Good time-management sayings


  1. Time is money.
  2. If in doubt, throw it out.
  3. Plan tomorrow today.
  4. An ounce of prevention is worth a pound of cure.
  5. Do the worst first. (Brian Tracy)
  6. Finish what you start.
  7. Getting it done is my reward. (Ben Franklin)
  8. A place for everything, and everything in its place.
  9. Quit talking and start doing. (after Walt Disney)
  10. Pull the trigger!
  11. An ounce of action is worth a ton of theory.
  12. The shortest pencil is longer than the longest memory.
  13. Don’t leave for tomorrow what you can do today. (after Ben Franklin)
  14. It’s better to do the right thing slowly than the wrong thing quickly. (Peter Turla)
  15. Work smarter, not harder.
  16. Well begun is half done.
  17. A stitch in time saves nine.
  18. The early bird catches the worm.

20 time management rules

These are 20 rules of time management I picked up from Edwin Bliss’s excellent 1970’s Time Management classic called Getting Things Done.
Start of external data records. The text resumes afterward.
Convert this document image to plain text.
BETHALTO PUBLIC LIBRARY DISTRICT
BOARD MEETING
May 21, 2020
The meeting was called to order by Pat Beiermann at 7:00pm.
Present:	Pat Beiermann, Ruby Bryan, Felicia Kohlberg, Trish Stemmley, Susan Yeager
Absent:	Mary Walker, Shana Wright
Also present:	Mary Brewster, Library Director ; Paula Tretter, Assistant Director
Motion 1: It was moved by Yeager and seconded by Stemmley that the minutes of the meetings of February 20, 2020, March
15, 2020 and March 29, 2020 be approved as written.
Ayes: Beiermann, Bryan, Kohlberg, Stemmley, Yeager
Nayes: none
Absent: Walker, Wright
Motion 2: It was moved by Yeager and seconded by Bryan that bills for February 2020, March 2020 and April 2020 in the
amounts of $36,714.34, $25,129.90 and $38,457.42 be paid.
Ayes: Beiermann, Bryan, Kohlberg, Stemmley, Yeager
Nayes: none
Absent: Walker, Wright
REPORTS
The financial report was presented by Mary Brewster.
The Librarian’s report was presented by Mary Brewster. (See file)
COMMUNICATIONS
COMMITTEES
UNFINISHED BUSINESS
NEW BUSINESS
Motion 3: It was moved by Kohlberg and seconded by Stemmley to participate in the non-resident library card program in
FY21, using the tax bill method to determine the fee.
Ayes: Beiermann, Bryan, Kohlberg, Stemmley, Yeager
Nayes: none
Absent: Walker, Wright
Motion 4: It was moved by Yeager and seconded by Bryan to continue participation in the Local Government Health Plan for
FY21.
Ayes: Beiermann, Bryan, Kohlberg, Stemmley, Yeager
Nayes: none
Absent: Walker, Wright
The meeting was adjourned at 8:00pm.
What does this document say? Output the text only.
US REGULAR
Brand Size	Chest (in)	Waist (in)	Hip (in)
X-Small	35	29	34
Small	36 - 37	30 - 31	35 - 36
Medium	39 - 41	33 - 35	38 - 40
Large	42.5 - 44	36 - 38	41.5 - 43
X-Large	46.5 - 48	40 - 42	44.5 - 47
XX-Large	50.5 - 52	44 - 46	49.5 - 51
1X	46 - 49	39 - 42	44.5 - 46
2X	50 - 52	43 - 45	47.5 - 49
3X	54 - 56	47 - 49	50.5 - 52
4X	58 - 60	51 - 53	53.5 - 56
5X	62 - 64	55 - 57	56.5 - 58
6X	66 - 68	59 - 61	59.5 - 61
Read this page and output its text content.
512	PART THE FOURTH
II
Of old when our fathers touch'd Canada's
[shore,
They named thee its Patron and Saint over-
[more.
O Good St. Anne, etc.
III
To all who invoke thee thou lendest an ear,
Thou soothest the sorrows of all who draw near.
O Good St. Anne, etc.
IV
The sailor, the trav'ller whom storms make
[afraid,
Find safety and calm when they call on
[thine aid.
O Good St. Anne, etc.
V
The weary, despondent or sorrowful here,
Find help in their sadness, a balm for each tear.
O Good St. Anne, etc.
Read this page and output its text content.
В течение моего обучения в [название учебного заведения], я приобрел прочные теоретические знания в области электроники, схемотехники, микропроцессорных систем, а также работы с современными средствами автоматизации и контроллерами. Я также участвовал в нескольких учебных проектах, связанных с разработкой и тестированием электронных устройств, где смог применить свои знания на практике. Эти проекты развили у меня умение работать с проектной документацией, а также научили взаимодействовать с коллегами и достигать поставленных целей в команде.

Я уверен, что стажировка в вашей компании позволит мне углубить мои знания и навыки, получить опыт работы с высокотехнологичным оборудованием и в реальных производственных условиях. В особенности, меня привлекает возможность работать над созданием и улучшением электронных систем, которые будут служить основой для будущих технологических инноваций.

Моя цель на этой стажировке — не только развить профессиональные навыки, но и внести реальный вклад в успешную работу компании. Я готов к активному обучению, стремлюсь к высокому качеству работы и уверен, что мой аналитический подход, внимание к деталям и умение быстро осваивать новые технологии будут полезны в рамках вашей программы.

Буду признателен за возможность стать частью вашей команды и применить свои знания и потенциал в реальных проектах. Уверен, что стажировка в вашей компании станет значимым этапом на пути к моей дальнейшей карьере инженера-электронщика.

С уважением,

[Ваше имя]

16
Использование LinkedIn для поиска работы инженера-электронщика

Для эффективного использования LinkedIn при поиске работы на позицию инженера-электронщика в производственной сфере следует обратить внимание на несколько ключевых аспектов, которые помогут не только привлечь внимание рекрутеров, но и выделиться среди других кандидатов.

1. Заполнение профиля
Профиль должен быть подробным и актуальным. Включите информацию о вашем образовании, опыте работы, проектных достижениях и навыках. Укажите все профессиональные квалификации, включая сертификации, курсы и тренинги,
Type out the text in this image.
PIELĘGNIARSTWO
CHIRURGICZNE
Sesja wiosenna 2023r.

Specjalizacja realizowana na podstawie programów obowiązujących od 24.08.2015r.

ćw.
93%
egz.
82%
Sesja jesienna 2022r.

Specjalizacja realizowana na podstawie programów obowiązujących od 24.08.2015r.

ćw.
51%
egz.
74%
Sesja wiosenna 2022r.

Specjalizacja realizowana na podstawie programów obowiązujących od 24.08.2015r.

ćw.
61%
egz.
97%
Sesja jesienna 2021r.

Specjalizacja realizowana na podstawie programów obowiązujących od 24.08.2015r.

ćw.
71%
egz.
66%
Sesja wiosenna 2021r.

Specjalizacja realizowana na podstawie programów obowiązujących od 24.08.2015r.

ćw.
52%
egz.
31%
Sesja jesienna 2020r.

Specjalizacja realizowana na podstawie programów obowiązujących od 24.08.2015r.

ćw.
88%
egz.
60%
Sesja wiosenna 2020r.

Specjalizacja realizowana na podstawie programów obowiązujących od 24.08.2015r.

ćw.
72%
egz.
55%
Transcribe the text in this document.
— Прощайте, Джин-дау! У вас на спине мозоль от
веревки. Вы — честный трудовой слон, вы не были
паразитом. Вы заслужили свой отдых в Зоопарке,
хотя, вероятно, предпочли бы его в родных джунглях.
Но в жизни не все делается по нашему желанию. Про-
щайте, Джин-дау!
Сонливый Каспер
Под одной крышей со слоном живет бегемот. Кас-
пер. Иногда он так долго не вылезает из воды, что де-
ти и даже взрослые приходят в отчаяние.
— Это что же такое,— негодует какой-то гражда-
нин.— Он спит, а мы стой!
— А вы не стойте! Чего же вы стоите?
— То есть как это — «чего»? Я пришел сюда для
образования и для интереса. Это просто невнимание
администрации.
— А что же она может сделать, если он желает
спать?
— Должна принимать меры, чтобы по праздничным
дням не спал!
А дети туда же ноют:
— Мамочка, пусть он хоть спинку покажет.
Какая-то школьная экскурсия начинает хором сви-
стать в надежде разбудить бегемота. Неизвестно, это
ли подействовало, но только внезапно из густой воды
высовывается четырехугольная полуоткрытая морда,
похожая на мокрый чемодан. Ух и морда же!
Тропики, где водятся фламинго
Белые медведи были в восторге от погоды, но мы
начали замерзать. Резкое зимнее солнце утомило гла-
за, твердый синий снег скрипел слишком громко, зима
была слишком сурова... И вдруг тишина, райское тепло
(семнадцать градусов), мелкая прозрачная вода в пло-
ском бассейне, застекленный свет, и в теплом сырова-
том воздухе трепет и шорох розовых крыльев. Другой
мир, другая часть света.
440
  1. When filing,  remember that a few fat files work better than a lot of thin ones.
  2. When you stuff up, don’t say “If only“;  say  “Next time.
  3. Finish what you start. Don’t accumulate a long list of unfinished projects.
  4. Read selectively. You can waste a lot of time reading.
  5. Protect prime time. There are times when you think better than other times — use that time well.
  6. Start the day off with your most unpleasant task on your to-do list. That way, you’ll feel wonderful for the rest of the day, knowing you’ve got your most dreaded chore out of the way.
  7. Schedule large chunks of time for the important things and control interruptions.
  8. Reduce your commute time –or your wasted commute time.
  9. Create positive tension e.g.  set yourself deadlines, go public with your goals, invite others to evaluate your work, enter friendly competitions with others, etc.
  10. Break all tasks down to bite-sized pieces ( Bliss call this the salami technique).
  11. Plan before starting anything. Think:  “Is there a better way to do this?”
  12. Conduct post-mortems after projects. Ask yourself “How would I done this better. What will I do next time?”
  13. Identify mental blocks and use the salami technique to break the obstacle down into tiny pieces.
  14. Remember to pat yourself on the back whenever you do something well.
  15. Give very specific instructions. People can’t give you what you want if you don’t tell them precisely what you want.
  16. Learn to touch-type and use voice-recognition software.
  17. Replace neurotic perfectionism with the more practical concept of “good enough”.
  18. Learn to “focus like a laser”.
  19. Say “no” more often; make fewer promises.
  20. Use the Pareto principle (80/20 rule) to identify your most likely high-yield activities and allocate lots of time to those activities.